Em geral, quando os dois tomam alguma decisão, enfrentam oposição e críticas do trio, que tenta influenciar o pai. Frequentemente, Bolsonaro adota posição intermediária ou muda de rumo seguidas vezes, com decisões ou declarações contraditórias.

A divergência mais recente ocorreu na quinta-feira, quando Bebianno anunciou que Bolsonaro não participaria mais de debates nos meios de comunicação, durante agenda no interior de São Paulo. Minutos depois, o candidato disse que não faltaria aos confrontos já agendados.

DIVISÃO – O filho Carlos, que não estava na atividade de campanha, postou mensagem numa rede social: “Bolsonaro tem ido a palestras, entrevistas, sabatinas e debates desde o início, e desde o mesmo início de sempre (sic), os mesmos bandidos inventam a narrativa de que ele não iria.”

A divisão já tinha marcado o processo de escolha do candidato a vice-presidente da chapa. Foi a dupla de dirigentes partidários que conduziu as conversas com a professora Janaina Paschoal e com o senador Magno Malta (PR-ES). Após as negativas de ambos, Julian, via Instagram, começou a trabalhar o nome de Luiz Philippe de Orleans e Bragança – da família real brasileira -, apresentando-o como possível vice.

A atitude irritou o grupo dos filhos de Bolsonaro. Eles reagiram pelas redes sociais com declarações ásperas. “Determinados assuntos têm que ser resolvidos internamente e divulgados apenas quando há certeza”, comentou Eduardo no Instagram de Julian no mês passado. “Mas a vontade de aparecer fala mais alto e muitos tentam ser o pai da criança. Conselho: faça as coisas por satisfação própria e será recompensado, buscar holofote só atrapalha.”

VELHO DITADO – Eduardo também publicou na página de Julian: “há um ditado que diz: quem avisa amigo é. Talvez vocês estejam blindados e não esteja chegando a vocês uma reclamação que eu tenho escutado e muito (…) toda vez que um desses possíveis vices não fecha, o Jair Bolsonaro recebe um desgaste. Tenham mais responsabilidades dos cargos (sic) que ocupam, sejam mais profissionais, mais responsáveis e menos preocupados com a autopromoção.”

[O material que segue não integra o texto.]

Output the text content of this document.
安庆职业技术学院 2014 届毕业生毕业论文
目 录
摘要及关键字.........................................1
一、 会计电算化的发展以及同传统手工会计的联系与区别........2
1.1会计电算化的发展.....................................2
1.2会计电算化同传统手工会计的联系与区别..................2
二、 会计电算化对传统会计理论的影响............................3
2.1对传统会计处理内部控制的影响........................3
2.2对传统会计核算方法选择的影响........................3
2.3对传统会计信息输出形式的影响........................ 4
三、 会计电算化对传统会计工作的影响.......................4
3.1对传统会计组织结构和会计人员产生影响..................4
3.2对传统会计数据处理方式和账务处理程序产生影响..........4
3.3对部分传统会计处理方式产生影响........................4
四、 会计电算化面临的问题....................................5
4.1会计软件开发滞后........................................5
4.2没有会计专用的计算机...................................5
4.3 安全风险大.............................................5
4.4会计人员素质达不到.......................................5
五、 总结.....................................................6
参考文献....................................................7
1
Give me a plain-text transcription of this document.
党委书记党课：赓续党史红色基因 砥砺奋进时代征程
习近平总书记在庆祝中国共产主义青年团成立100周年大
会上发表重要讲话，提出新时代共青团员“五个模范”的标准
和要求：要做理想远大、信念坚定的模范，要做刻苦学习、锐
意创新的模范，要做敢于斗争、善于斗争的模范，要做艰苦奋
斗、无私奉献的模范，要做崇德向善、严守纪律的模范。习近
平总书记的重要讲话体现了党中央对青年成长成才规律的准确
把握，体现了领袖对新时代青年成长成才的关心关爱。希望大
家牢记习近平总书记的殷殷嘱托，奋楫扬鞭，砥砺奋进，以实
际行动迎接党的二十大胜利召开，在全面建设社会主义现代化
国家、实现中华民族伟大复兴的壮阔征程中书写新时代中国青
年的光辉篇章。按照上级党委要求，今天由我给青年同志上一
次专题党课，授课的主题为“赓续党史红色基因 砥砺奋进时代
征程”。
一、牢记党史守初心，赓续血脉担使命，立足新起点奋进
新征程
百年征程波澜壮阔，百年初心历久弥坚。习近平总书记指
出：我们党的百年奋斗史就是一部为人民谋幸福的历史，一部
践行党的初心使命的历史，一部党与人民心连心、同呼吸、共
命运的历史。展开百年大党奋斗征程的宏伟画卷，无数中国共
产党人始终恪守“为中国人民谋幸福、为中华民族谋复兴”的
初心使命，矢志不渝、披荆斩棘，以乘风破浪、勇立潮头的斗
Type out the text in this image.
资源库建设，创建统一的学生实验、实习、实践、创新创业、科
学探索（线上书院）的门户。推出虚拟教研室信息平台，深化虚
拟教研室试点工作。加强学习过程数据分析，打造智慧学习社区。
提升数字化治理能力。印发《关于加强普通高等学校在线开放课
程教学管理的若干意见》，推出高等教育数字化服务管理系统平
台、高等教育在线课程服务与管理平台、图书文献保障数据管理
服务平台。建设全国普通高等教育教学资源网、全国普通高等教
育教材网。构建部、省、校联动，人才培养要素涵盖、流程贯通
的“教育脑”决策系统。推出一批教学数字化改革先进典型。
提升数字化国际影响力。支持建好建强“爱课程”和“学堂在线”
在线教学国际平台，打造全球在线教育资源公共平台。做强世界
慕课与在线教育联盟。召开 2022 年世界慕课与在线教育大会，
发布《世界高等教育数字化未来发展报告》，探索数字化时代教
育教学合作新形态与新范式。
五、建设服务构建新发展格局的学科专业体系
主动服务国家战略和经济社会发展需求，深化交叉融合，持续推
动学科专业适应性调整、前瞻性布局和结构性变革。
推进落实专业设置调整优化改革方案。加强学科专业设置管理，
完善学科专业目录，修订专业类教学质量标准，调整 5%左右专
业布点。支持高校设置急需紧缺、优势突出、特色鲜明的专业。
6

Já Carlos publicou, em seu perfil no Twitter, uma mensagem que seria direcionada à dupla: “Tem muito vagabundo que chegou ontem e acha que está enganando alguém como guias de Jair Bolsonaro”, provocou.

Para ficar mais perto do pai na campanha, o vereador, no dia 14, pediu licença não remunerada de 30 dias na Câmara Municipal do Rio.

ADVOGADO – O presidenciável teria uma posição apaziguadora em relação a Bebianno porque ele é também seu advogado no processo a que o deputado responde no Supremo Tribunal Federal (STF) por injúria e incitação ao crime. Bolsonaro virou réu após declarar que “não estupraria” a deputada Maria do Rosário (PT-RS) “porque ela não merecia”.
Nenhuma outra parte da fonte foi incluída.